Nurse practitioners push down the price of primary care. Ulrike Muench of the University of California San Francisco and colleagues examined the effects of independent scope-of-practice laws in states from 2008-2012, which allow nurse practitioners to treat patients without a supervising physician. They found that prices for primary care services fell by 1 to 4 percent. However, spending on health care increased. Higher total health care costs may be a result of increased volume in services, which may stem from increased access to care, say the researchers.
Designing insurance benefits to incentivize patients to choose low-priced providers for colonoscopies can lead to savings of 8.5 percent per procedure. Christopher Whaley and colleagues at the University of California Berkeley estimate that if just three health insurers—Aetna, Humana and UnitedHealthcare—adopted a reference-based payments program for colonoscopies, U.S. medical spending would decrease by approximately $95 million per year. These estimates were modeled on the health care savings of the California Public Employees' Retirement System (CalPERS). A set of interactive maps allow employers and insurers to investigate the effectiveness of such programs in local markets across the U.S.
Reimbursement for telehealth services is nearly 40 percent lower than non-telehealth care. Fernando Wilson of the University of Nebraska Medical Center's College of Public Health and coauthors found that, while telehealth claims submitted by primary care providers have increased from 1,246 claims in 2009 to 2,558 in 2013, they continued to be reimbursed at lower rates. While many states permit reimbursements for telehealth services, only seven states have passed laws that mandate reimbursement parity between telehealth and non-telehealth care.
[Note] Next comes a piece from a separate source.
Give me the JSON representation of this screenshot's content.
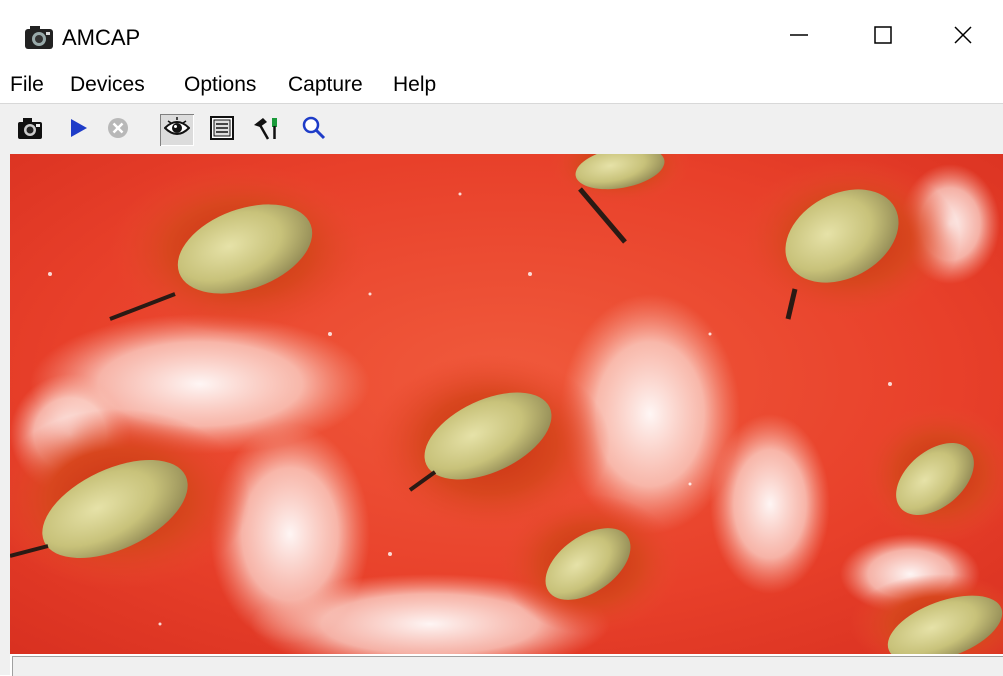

Mental Health Parity law has limited effect on access to mental health services. Benjamin Miller of the University of Colorado School of Medicine and colleagues found that the passage of the Mental Health Parity and Addiction Equity Act (MHPAEA) has had little to no effect on access and use of mental health services for patients with depression, bipolar, or schizophrenia. When examining comparison of states with minimal parity laws prior to implementation of MHPAEA, the number of visits to mental health providers did not increase as would be expected if parity had increased access to care. Results from this research highlight the limitations of mental health parity; specifically, parity laws may not have had their intended effect of increasing access and utilization of mental health services.
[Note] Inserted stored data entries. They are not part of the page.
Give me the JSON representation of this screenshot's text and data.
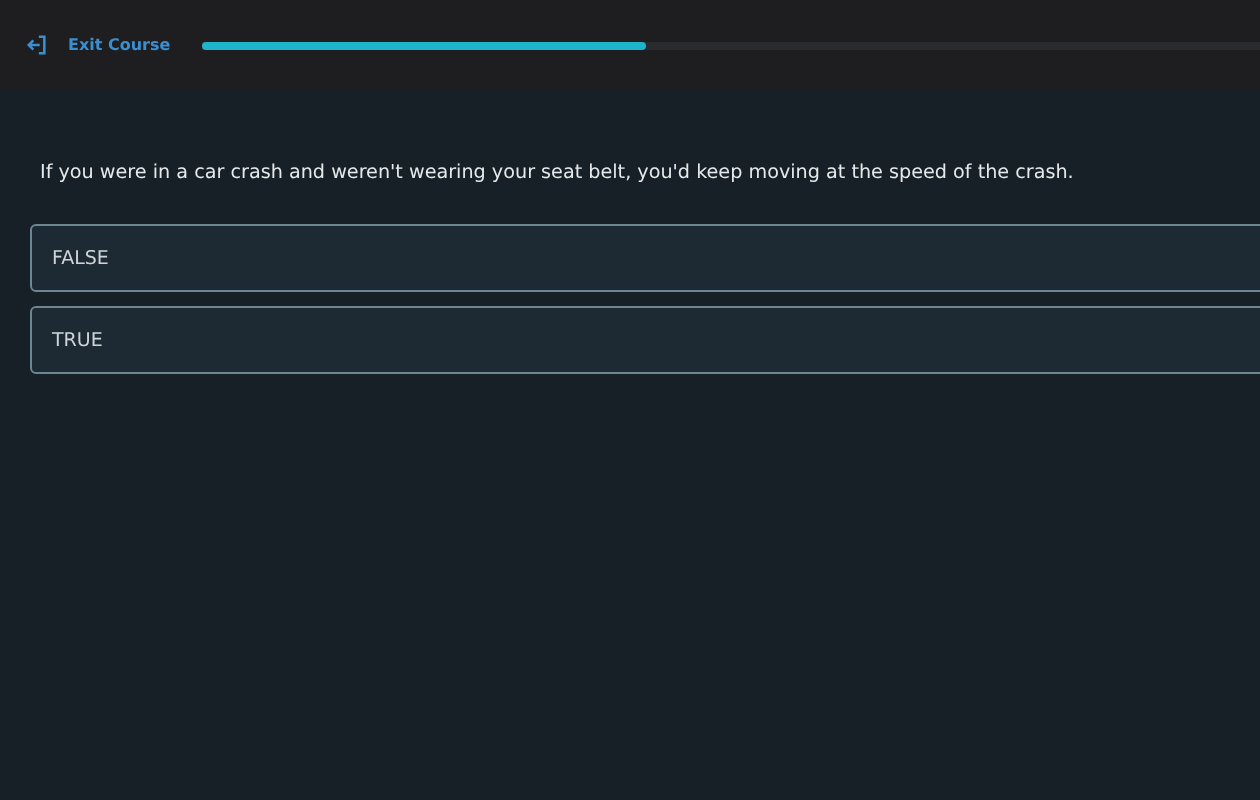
{
  "header": {
    "exit_label": "Exit Course",
    "progress": {
      "level": 0.42
    }
  },
  "question": "If you were in a car crash and weren't wearing your seat belt, you'd keep moving at the speed of the crash.",
  "options": [
    {
      "label": "FALSE"
    },
    {
      "label": "TRUE"
    }
  ]
}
HCCI holds de-identified Health Insurance Portability and Accountability Act (HIPAA) compliant claims data from three of the nation's largest health insurance providers. The data represent the health care activity of over 25 percent of the nation's privately insured population.
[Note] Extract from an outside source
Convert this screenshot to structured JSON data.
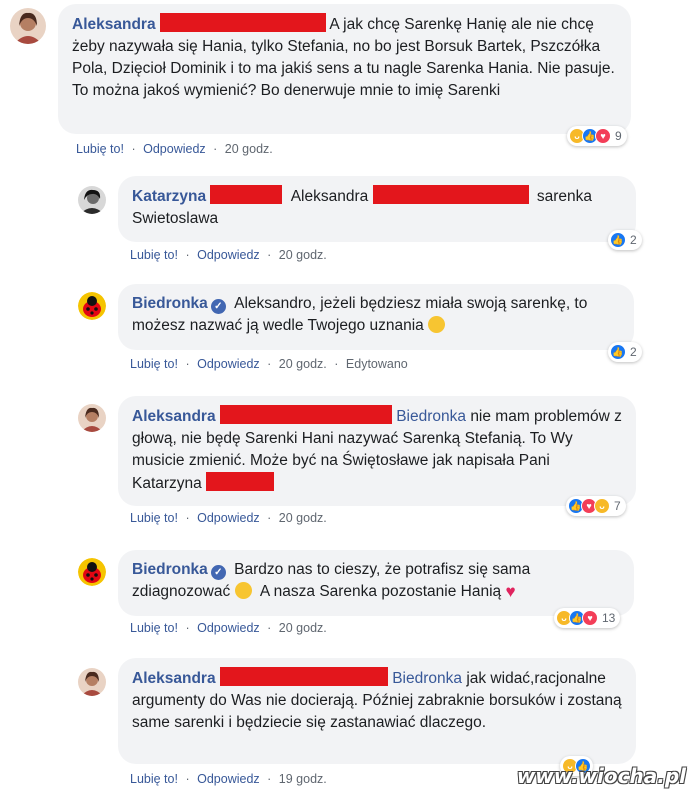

We are pleased to be a data resource for independent researchers who can drill down into the issues that impact our nation's health, said HCCI Executive Director David Newman. This research builds on the national reporting and analysis that HCCI continues to focus on in its own work.
The briefs were developed through HCCI's State Health Policy Grant Program which was funded by a $1.5 million grant from the Laura and John Arnold Foundation, and carried out in partnership with the National Academy for State Health Policy.